Courage – Then and Now

June 6, 1944.  D-Day.  

Thousands of troops hit the beaches of Normandy on this day 70 years ago.  I have been watching special after special on KET and AHC.  World War II has always fascinated me.

As a Marine Officer in the 1990s, we spent much time studying the Pacific Island-hopping campaign that added to the legend that is the US Marine Corps.  But we also studied the many, many mistakes of the D-Day invasion in France.  It was a disaster of an amphibious landing, by any standard.  Army troops were not trained for amphibious assaults, and many of them drowned before ever reaching the shoreline.  The surf was atrocious.  The Navy bombardment failed to take out the concrete bunkers on the cliffs overlooking Normandy.  The tanks never made it ashore, as the flotation devices failed.  The decoys (fake tanks, trucks and troops) placed at Pas de Calais had only faked the Germans out initially.  By the time of the invasion on Omaha Beach, General Rommel had amassed fortifications to deter any assault on that 1,000 yard stretch of sand.  It was a death trap if ever there was one.

So, what enabled the Americans to succeed?  Anyone who has studied that battle and invasion is forced to admit we should have been absolutely cut to shreds.  To be sure, the troops on Omaha nearly were totally destroyed by German machine guns.  But, somehow, they pushed forward, climbing over dead bodies and inch-worming their way towards the cliffs which were raining death down on them.
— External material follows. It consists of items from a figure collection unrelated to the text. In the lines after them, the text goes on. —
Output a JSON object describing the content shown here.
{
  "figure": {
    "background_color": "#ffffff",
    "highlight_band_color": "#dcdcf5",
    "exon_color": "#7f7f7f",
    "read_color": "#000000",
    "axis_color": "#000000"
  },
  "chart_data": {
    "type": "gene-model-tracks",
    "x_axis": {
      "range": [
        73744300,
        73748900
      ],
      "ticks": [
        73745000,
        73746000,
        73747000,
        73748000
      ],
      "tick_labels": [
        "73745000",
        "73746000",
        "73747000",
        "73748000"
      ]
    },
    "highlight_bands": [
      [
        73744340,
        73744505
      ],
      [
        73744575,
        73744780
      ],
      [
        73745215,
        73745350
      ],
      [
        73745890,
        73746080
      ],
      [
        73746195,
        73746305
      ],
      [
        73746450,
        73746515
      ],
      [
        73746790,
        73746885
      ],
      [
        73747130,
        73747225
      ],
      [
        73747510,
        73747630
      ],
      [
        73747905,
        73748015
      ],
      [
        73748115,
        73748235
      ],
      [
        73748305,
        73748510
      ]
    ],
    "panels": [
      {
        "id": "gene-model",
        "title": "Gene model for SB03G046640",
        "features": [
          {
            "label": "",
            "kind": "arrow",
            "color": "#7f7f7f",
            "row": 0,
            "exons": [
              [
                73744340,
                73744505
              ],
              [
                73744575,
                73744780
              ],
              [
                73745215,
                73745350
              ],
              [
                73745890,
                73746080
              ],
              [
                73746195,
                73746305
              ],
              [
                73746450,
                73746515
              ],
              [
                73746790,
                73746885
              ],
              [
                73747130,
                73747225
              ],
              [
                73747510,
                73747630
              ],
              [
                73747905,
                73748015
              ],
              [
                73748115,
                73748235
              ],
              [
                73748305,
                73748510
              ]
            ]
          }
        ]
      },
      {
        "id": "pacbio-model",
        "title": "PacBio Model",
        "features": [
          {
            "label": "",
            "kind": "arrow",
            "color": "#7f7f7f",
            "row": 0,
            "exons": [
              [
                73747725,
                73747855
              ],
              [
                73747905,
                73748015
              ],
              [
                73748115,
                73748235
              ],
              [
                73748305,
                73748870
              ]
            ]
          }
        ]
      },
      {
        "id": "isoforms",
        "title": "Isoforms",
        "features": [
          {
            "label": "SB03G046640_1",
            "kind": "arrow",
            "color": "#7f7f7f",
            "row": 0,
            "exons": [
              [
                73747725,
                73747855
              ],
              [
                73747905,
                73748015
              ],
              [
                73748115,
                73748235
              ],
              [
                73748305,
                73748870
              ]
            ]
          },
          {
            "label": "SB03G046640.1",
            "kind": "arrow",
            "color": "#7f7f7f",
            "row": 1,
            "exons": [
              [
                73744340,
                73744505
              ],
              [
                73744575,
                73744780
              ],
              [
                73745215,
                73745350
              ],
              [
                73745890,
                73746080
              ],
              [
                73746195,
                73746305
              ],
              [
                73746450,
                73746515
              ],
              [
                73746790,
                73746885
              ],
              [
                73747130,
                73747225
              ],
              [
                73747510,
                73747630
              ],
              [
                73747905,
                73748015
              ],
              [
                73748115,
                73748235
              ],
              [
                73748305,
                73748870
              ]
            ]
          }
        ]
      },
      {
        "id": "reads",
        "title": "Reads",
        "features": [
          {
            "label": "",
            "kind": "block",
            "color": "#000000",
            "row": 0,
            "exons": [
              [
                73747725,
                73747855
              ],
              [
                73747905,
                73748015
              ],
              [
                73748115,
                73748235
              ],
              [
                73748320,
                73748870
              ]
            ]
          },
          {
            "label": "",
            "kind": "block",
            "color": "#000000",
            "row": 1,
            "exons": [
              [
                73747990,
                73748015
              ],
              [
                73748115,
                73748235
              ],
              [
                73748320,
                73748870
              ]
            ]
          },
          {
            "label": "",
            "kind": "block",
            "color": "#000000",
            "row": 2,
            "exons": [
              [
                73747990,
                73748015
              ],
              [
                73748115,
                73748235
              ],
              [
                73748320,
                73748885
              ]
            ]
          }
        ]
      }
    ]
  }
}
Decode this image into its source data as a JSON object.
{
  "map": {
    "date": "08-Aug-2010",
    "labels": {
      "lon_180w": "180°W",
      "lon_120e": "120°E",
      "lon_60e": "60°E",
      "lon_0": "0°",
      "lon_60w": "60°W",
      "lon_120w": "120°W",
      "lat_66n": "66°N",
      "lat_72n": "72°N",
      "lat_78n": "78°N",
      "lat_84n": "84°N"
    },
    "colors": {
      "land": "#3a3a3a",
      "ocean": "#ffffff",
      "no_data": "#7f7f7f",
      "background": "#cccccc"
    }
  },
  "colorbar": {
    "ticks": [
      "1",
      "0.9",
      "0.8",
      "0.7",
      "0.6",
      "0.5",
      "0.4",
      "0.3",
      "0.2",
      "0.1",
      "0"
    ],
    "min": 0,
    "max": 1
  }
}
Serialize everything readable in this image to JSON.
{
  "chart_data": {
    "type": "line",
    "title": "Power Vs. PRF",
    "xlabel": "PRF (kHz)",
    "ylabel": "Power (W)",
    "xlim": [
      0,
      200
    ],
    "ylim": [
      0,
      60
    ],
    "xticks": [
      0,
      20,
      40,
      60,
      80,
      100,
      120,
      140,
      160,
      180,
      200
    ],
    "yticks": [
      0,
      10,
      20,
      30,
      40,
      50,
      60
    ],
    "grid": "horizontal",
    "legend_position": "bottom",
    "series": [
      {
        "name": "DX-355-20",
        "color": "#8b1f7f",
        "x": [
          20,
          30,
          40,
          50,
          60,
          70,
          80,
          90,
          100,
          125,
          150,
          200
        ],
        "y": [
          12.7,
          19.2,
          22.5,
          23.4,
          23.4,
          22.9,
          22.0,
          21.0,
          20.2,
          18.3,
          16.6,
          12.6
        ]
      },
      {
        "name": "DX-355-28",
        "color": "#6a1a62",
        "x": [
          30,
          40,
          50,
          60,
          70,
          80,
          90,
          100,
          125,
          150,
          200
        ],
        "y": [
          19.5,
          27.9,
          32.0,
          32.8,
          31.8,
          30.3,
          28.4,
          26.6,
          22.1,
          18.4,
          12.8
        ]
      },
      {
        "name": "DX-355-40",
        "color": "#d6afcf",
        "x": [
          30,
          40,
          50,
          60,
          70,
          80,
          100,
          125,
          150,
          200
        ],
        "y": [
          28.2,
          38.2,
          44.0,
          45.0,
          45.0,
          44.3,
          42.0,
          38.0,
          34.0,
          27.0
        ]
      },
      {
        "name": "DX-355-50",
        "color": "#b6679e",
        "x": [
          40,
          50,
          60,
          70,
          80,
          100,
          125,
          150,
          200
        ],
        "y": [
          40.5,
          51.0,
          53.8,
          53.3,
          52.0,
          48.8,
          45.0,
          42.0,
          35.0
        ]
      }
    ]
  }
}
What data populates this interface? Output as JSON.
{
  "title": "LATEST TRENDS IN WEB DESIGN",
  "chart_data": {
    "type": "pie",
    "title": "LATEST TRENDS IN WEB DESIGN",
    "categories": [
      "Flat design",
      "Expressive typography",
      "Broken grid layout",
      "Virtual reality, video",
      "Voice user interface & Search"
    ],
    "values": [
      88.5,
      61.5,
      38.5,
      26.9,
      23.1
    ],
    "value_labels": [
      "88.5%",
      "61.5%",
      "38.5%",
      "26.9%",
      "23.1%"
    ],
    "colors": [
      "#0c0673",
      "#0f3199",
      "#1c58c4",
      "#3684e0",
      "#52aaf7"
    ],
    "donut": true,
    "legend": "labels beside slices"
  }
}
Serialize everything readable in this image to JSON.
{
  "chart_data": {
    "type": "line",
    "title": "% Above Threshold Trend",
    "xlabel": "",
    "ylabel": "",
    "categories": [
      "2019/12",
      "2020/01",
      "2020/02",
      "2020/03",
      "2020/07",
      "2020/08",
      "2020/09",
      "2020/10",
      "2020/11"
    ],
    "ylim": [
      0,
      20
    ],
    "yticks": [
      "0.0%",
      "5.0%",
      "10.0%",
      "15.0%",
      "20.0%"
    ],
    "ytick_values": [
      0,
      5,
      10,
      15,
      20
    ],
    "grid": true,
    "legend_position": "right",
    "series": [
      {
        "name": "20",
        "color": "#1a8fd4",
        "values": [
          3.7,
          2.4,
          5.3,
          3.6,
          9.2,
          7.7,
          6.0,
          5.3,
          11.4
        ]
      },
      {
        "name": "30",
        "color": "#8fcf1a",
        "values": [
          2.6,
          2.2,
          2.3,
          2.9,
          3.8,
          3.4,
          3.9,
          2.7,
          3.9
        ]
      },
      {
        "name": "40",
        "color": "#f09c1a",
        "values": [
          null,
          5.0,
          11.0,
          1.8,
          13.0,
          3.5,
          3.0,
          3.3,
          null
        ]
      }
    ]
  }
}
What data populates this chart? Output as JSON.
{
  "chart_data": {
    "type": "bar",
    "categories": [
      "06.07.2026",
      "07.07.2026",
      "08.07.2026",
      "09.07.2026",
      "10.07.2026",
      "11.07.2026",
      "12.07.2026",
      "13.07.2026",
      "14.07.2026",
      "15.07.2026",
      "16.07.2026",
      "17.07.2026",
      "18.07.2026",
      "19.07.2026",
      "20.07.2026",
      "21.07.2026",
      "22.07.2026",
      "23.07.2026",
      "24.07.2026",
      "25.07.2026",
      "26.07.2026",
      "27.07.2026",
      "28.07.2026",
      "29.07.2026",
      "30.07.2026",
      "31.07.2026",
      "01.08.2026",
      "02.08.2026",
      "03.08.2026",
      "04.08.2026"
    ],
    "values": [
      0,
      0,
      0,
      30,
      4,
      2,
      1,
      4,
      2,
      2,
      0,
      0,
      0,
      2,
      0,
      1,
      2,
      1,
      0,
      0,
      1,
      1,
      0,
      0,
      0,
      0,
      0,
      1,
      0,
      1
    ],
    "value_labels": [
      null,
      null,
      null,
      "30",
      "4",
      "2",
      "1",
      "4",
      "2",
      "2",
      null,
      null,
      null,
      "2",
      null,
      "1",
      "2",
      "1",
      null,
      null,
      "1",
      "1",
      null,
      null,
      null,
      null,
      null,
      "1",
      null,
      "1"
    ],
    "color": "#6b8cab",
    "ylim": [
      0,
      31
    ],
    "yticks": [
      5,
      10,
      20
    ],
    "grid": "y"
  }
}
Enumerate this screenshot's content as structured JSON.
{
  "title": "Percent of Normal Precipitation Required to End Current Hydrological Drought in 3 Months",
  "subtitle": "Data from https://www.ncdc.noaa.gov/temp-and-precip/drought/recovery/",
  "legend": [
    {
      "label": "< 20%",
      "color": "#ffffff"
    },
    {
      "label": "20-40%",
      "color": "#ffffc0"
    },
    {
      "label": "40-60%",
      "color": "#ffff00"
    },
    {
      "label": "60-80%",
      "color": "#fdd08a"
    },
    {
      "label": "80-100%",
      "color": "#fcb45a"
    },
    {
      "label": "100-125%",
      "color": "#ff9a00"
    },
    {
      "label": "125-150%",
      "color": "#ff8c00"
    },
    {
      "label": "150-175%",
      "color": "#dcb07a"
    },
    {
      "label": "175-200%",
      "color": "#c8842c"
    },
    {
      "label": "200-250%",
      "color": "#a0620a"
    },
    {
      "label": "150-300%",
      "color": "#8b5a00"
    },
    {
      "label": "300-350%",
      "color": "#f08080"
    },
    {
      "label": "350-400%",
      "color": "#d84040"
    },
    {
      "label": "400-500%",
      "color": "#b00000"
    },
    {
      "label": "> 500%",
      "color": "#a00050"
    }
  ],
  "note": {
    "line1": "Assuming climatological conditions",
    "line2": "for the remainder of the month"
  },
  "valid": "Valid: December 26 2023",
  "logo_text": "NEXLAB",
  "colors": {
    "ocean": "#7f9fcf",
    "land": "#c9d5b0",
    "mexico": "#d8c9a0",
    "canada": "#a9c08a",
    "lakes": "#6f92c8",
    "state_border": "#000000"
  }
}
One of the documentaries I watched showed those now infamous “floating tanks” sinking into the surf, while troops scrambled to climb out of them and jump off to keep from drowning inside the tank.  Many did not make it out of the death traps.  Yet, even after the first tanks sunk, other tanks kept driving off into that choppy ocean, only to sink like those before.  Why?  Because they had been given orders and they knew their tank was desperately needed in the fight raging on the beach.  They had to try, even if it was almost certainly going to kill them.

Courage.  It’s a hard thing to define, but fairly easy to spot.  Someone has said courage is “going forward even when you’re scared.”

That’s a pretty good definition, I think.  Everyone at the D-Day invasion was scared.  They went anyway, bolstered by courage and the amazing grace of our God who was so clearly on the beaches of Normandy with us and our Allies that day.

Courage won the day.  The WWII generation is quite possibly the greatest in American history, with the exception of the Revolutionaries of 1775.  Such sacrificial bravery and ingenuity and dogged guts to win are worth us stopping for a moment or two today and remembering with gratitude.

Courage can change the face of the world.

“No man shall be able to stand before you all the days of your life.  As I was with Moses, so I will be with you.  Be strong and of good courage” (Joshua 1:5-6).

God, please renew courage in Your church and in this Nation, to go forward for Your glory even in the face of impossible odds.  For Your sake and glory alone, in Christ the Greatest Man of Courage the world has ever known.  Amen.